Irish man cleared of murder 74 years after hanging

Harry Gleeson to become first recipient of posthumous pardon following case review

Almost three quarters of a century after being sent to the gallows for a murder he had nothing to do with, Tipperary man Harry Gleeson is to become the first recipient of a posthumous pardon from the State.

In 1940, Mr Gleeson walked into a garda station in New Inn, Co Tipperary to report his discovery of a dead body. Moll McCarthy was lying in a field having suffered two shotgun blasts to the face.

In the run up to his 1941 conviction for her killing - which then carried the death penalty - the prosecution had withheld information in Mr Gleeson’s trial, encouraged witnesses to hand over falsified statements, beating one, and ignored an alibi for their suspect.

Now, he is to be cleared of the crime decades after it took place in a dramatic development representing the dedicated work of the Griffith College based Irish Innocence Project and the Justice for Harry Gleeson group.

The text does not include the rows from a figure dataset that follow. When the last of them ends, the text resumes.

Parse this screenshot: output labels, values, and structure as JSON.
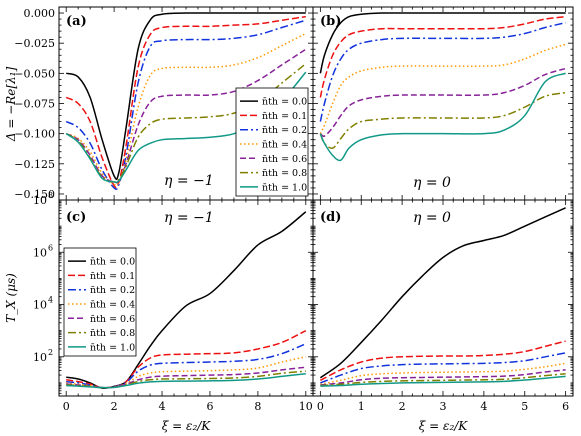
{
  "colors": {
    "n0": "#000000",
    "n01": "#ee1111",
    "n02": "#1133dd",
    "n04": "#ff9900",
    "n06": "#882299",
    "n08": "#808000",
    "n10": "#119988"
  },
  "chart_data": [
    {
      "panel": "(a)",
      "type": "line",
      "annotation": "η = −1",
      "ylabel": "Δ = −Re[λ₁]",
      "xlim": [
        -0.3,
        10.3
      ],
      "ylim": [
        -0.155,
        0.005
      ],
      "yticks": [
        0.0,
        -0.025,
        -0.05,
        -0.075,
        -0.1,
        -0.125,
        -0.15
      ],
      "ytick_labels": [
        "0.000",
        "−0.025",
        "−0.050",
        "−0.075",
        "−0.100",
        "−0.125",
        "−0.150"
      ],
      "legend": "right",
      "x": [
        0,
        0.5,
        1,
        1.5,
        2,
        2.2,
        2.5,
        3,
        3.5,
        4,
        5,
        6,
        7,
        8,
        9,
        10
      ],
      "series": [
        {
          "name": "n̄th = 0.0",
          "color_key": "n0",
          "dash": "",
          "values": [
            -0.05,
            -0.053,
            -0.07,
            -0.105,
            -0.135,
            -0.132,
            -0.095,
            -0.03,
            -0.006,
            -0.001,
            0.0,
            0.0,
            0.0,
            0.0,
            0.0,
            0.0
          ]
        },
        {
          "name": "n̄th = 0.1",
          "color_key": "n01",
          "dash": "7,3",
          "values": [
            -0.07,
            -0.075,
            -0.09,
            -0.12,
            -0.143,
            -0.14,
            -0.11,
            -0.045,
            -0.018,
            -0.012,
            -0.011,
            -0.011,
            -0.01,
            -0.009,
            -0.006,
            -0.003
          ]
        },
        {
          "name": "n̄th = 0.2",
          "color_key": "n02",
          "dash": "8,3,2,3",
          "values": [
            -0.09,
            -0.095,
            -0.108,
            -0.13,
            -0.145,
            -0.142,
            -0.118,
            -0.058,
            -0.028,
            -0.023,
            -0.022,
            -0.022,
            -0.021,
            -0.018,
            -0.012,
            -0.006
          ]
        },
        {
          "name": "n̄th = 0.4",
          "color_key": "n04",
          "dash": "1.5,2.5",
          "values": [
            -0.1,
            -0.104,
            -0.115,
            -0.133,
            -0.142,
            -0.14,
            -0.122,
            -0.078,
            -0.052,
            -0.046,
            -0.045,
            -0.045,
            -0.043,
            -0.037,
            -0.027,
            -0.017
          ]
        },
        {
          "name": "n̄th = 0.6",
          "color_key": "n06",
          "dash": "6,3",
          "values": [
            -0.1,
            -0.105,
            -0.118,
            -0.135,
            -0.14,
            -0.139,
            -0.125,
            -0.093,
            -0.074,
            -0.069,
            -0.068,
            -0.068,
            -0.065,
            -0.056,
            -0.043,
            -0.03
          ]
        },
        {
          "name": "n̄th = 0.8",
          "color_key": "n08",
          "dash": "8,3,2,3",
          "values": [
            -0.1,
            -0.106,
            -0.12,
            -0.136,
            -0.14,
            -0.138,
            -0.127,
            -0.103,
            -0.092,
            -0.088,
            -0.087,
            -0.086,
            -0.083,
            -0.074,
            -0.058,
            -0.042
          ]
        },
        {
          "name": "n̄th = 1.0",
          "color_key": "n10",
          "dash": "",
          "values": [
            -0.1,
            -0.107,
            -0.121,
            -0.137,
            -0.14,
            -0.139,
            -0.13,
            -0.114,
            -0.108,
            -0.105,
            -0.104,
            -0.103,
            -0.1,
            -0.091,
            -0.073,
            -0.049
          ]
        }
      ]
    },
    {
      "panel": "(b)",
      "type": "line",
      "annotation": "η = 0",
      "xlim": [
        -0.18,
        6.18
      ],
      "ylim": [
        -0.155,
        0.005
      ],
      "x": [
        0,
        0.1,
        0.3,
        0.5,
        0.7,
        1,
        1.5,
        2,
        3,
        4,
        4.5,
        5,
        5.5,
        6
      ],
      "series": [
        {
          "name": "n̄th = 0.0",
          "color_key": "n0",
          "dash": "",
          "values": [
            -0.05,
            -0.035,
            -0.018,
            -0.008,
            -0.003,
            -0.001,
            0.0,
            0.0,
            0.0,
            0.0,
            0.0,
            0.0,
            0.0,
            0.0
          ]
        },
        {
          "name": "n̄th = 0.1",
          "color_key": "n01",
          "dash": "7,3",
          "values": [
            -0.07,
            -0.055,
            -0.035,
            -0.024,
            -0.018,
            -0.015,
            -0.013,
            -0.013,
            -0.013,
            -0.013,
            -0.012,
            -0.009,
            -0.005,
            -0.003
          ]
        },
        {
          "name": "n̄th = 0.2",
          "color_key": "n02",
          "dash": "8,3,2,3",
          "values": [
            -0.09,
            -0.075,
            -0.052,
            -0.038,
            -0.03,
            -0.025,
            -0.022,
            -0.021,
            -0.021,
            -0.021,
            -0.02,
            -0.017,
            -0.012,
            -0.008
          ]
        },
        {
          "name": "n̄th = 0.4",
          "color_key": "n04",
          "dash": "1.5,2.5",
          "values": [
            -0.1,
            -0.093,
            -0.075,
            -0.06,
            -0.053,
            -0.048,
            -0.045,
            -0.044,
            -0.044,
            -0.044,
            -0.043,
            -0.038,
            -0.031,
            -0.026
          ]
        },
        {
          "name": "n̄th = 0.6",
          "color_key": "n06",
          "dash": "6,3",
          "values": [
            -0.1,
            -0.102,
            -0.095,
            -0.085,
            -0.077,
            -0.072,
            -0.069,
            -0.068,
            -0.068,
            -0.068,
            -0.066,
            -0.06,
            -0.051,
            -0.046
          ]
        },
        {
          "name": "n̄th = 0.8",
          "color_key": "n08",
          "dash": "8,3,2,3",
          "values": [
            -0.1,
            -0.108,
            -0.112,
            -0.104,
            -0.096,
            -0.09,
            -0.088,
            -0.087,
            -0.087,
            -0.087,
            -0.085,
            -0.078,
            -0.069,
            -0.066
          ]
        },
        {
          "name": "n̄th = 1.0",
          "color_key": "n10",
          "dash": "",
          "values": [
            -0.1,
            -0.108,
            -0.118,
            -0.122,
            -0.112,
            -0.105,
            -0.101,
            -0.1,
            -0.1,
            -0.1,
            -0.097,
            -0.085,
            -0.057,
            -0.05
          ]
        }
      ]
    },
    {
      "panel": "(c)",
      "type": "line",
      "annotation": "η = −1",
      "ylabel": "T_X (μs)",
      "xlabel": "ξ = ε₂/K",
      "xlim": [
        -0.3,
        10.3
      ],
      "ylog_lim": [
        0.5,
        8.0
      ],
      "yticks_log": [
        2,
        4,
        6,
        8
      ],
      "ytick_labels": [
        "10",
        "10",
        "10",
        "10"
      ],
      "ytick_exponents": [
        "2",
        "4",
        "6",
        "8"
      ],
      "xticks": [
        0,
        2,
        4,
        6,
        8,
        10
      ],
      "xtick_labels": [
        "0",
        "2",
        "4",
        "6",
        "8",
        "10"
      ],
      "legend": "left",
      "x": [
        0,
        0.5,
        1,
        1.5,
        2,
        2.5,
        3,
        3.5,
        4,
        5,
        6,
        7,
        8,
        9,
        10
      ],
      "series": [
        {
          "name": "n̄th = 0.0",
          "color_key": "n0",
          "dash": "",
          "values": [
            1.22,
            1.15,
            1.0,
            0.8,
            0.87,
            1.05,
            1.7,
            2.4,
            3.0,
            3.95,
            4.42,
            5.3,
            6.28,
            6.8,
            7.55
          ]
        },
        {
          "name": "n̄th = 0.1",
          "color_key": "n01",
          "dash": "7,3",
          "values": [
            1.12,
            1.05,
            0.96,
            0.82,
            0.86,
            1.05,
            1.6,
            1.95,
            2.07,
            2.1,
            2.12,
            2.15,
            2.3,
            2.55,
            3.0
          ]
        },
        {
          "name": "n̄th = 0.2",
          "color_key": "n02",
          "dash": "8,3,2,3",
          "values": [
            1.05,
            1.0,
            0.92,
            0.82,
            0.85,
            1.02,
            1.45,
            1.68,
            1.75,
            1.78,
            1.8,
            1.83,
            1.9,
            2.12,
            2.5
          ]
        },
        {
          "name": "n̄th = 0.4",
          "color_key": "n04",
          "dash": "1.5,2.5",
          "values": [
            1.0,
            0.95,
            0.9,
            0.82,
            0.84,
            0.98,
            1.25,
            1.38,
            1.43,
            1.45,
            1.47,
            1.5,
            1.57,
            1.8,
            2.0
          ]
        },
        {
          "name": "n̄th = 0.6",
          "color_key": "n06",
          "dash": "6,3",
          "values": [
            0.96,
            0.92,
            0.88,
            0.82,
            0.84,
            0.95,
            1.12,
            1.22,
            1.26,
            1.28,
            1.3,
            1.32,
            1.38,
            1.5,
            1.6
          ]
        },
        {
          "name": "n̄th = 0.8",
          "color_key": "n08",
          "dash": "8,3,2,3",
          "values": [
            0.93,
            0.9,
            0.87,
            0.82,
            0.83,
            0.92,
            1.05,
            1.12,
            1.15,
            1.16,
            1.17,
            1.19,
            1.25,
            1.37,
            1.45
          ]
        },
        {
          "name": "n̄th = 1.0",
          "color_key": "n10",
          "dash": "",
          "values": [
            0.9,
            0.88,
            0.85,
            0.82,
            0.83,
            0.9,
            0.99,
            1.04,
            1.06,
            1.07,
            1.08,
            1.1,
            1.15,
            1.25,
            1.35
          ]
        }
      ]
    },
    {
      "panel": "(d)",
      "type": "line",
      "annotation": "η = 0",
      "xlabel": "ξ = ε₂/K",
      "xlim": [
        -0.18,
        6.18
      ],
      "ylog_lim": [
        0.5,
        8.0
      ],
      "xticks": [
        0,
        1,
        2,
        3,
        4,
        5,
        6
      ],
      "xtick_labels": [
        "0",
        "1",
        "2",
        "3",
        "4",
        "5",
        "6"
      ],
      "x": [
        0,
        0.5,
        1,
        1.5,
        2,
        2.5,
        3,
        3.5,
        4,
        4.5,
        5,
        5.5,
        6
      ],
      "series": [
        {
          "name": "n̄th = 0.0",
          "color_key": "n0",
          "dash": "",
          "values": [
            1.2,
            1.75,
            2.55,
            3.4,
            4.3,
            5.1,
            5.8,
            6.25,
            6.45,
            6.65,
            7.0,
            7.35,
            7.7
          ]
        },
        {
          "name": "n̄th = 0.1",
          "color_key": "n01",
          "dash": "7,3",
          "values": [
            1.1,
            1.5,
            1.8,
            1.95,
            2.0,
            2.02,
            2.03,
            2.03,
            2.05,
            2.1,
            2.2,
            2.4,
            2.6
          ]
        },
        {
          "name": "n̄th = 0.2",
          "color_key": "n02",
          "dash": "8,3,2,3",
          "values": [
            1.0,
            1.3,
            1.55,
            1.65,
            1.7,
            1.72,
            1.73,
            1.74,
            1.75,
            1.78,
            1.85,
            2.0,
            2.15
          ]
        },
        {
          "name": "n̄th = 0.4",
          "color_key": "n04",
          "dash": "1.5,2.5",
          "values": [
            0.95,
            1.1,
            1.28,
            1.35,
            1.38,
            1.4,
            1.41,
            1.42,
            1.43,
            1.45,
            1.52,
            1.62,
            1.75
          ]
        },
        {
          "name": "n̄th = 0.6",
          "color_key": "n06",
          "dash": "6,3",
          "values": [
            0.92,
            1.0,
            1.12,
            1.18,
            1.2,
            1.21,
            1.22,
            1.23,
            1.24,
            1.26,
            1.32,
            1.42,
            1.5
          ]
        },
        {
          "name": "n̄th = 0.8",
          "color_key": "n08",
          "dash": "8,3,2,3",
          "values": [
            0.9,
            0.95,
            1.02,
            1.06,
            1.08,
            1.09,
            1.1,
            1.11,
            1.12,
            1.14,
            1.2,
            1.28,
            1.35
          ]
        },
        {
          "name": "n̄th = 1.0",
          "color_key": "n10",
          "dash": "",
          "values": [
            0.88,
            0.9,
            0.95,
            0.98,
            1.0,
            1.01,
            1.02,
            1.03,
            1.04,
            1.06,
            1.11,
            1.18,
            1.25
          ]
        }
      ]
    }
  ]
}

Part of a global organisation of the same name, the project was formed here in 2009 with the mandate of unearthing new facts in cases where there is a belief a miscarriage of justice has taken place under the remit of the Criminal Procedure Act 1993 and the posthumous pardon procedure.

“Nothing can adequately comfort those who have fought to exonerate Harry Gleeson but this posthumous pardon and the clearing of the good name of Mr Gleeson is a proud moment for everyone involved,” David Langwallner, dean of law at Griffith College and Project director said yesterday in the aftermath of their success.

The Department of Justice had received a submission on the case last year, claiming several threads of new evidence, much of which had been compiled by the Justice for Harry Gleeson Group which subsequently contacted the Project. It was compelling.

The case review found the prosecution had successfully withheld crucial information highlighting discrepancies in their case (in particular relating to the registration of the firearm); that gardaí encouraged witnesses to lie and beat one. Forensic evidence from a US pathologist also proved Mr Gleeson had an alibi.

“This case was a tragic miscarriage of justice and the hanging of Mr Gleeson for a murder he never committed is a dark stain on the memory of the State,” said Professor Diarmuid Hegarty, president of Griffith College.

“However his posthumous pardon shows that justice is not blind to injustice.”

The Irish Innocence Project currently has 21 students from Griffith College, Trinity College and Dublin City University working on approximately 25 further cases under the supervision of eight lawyers working on a pro-bono basis.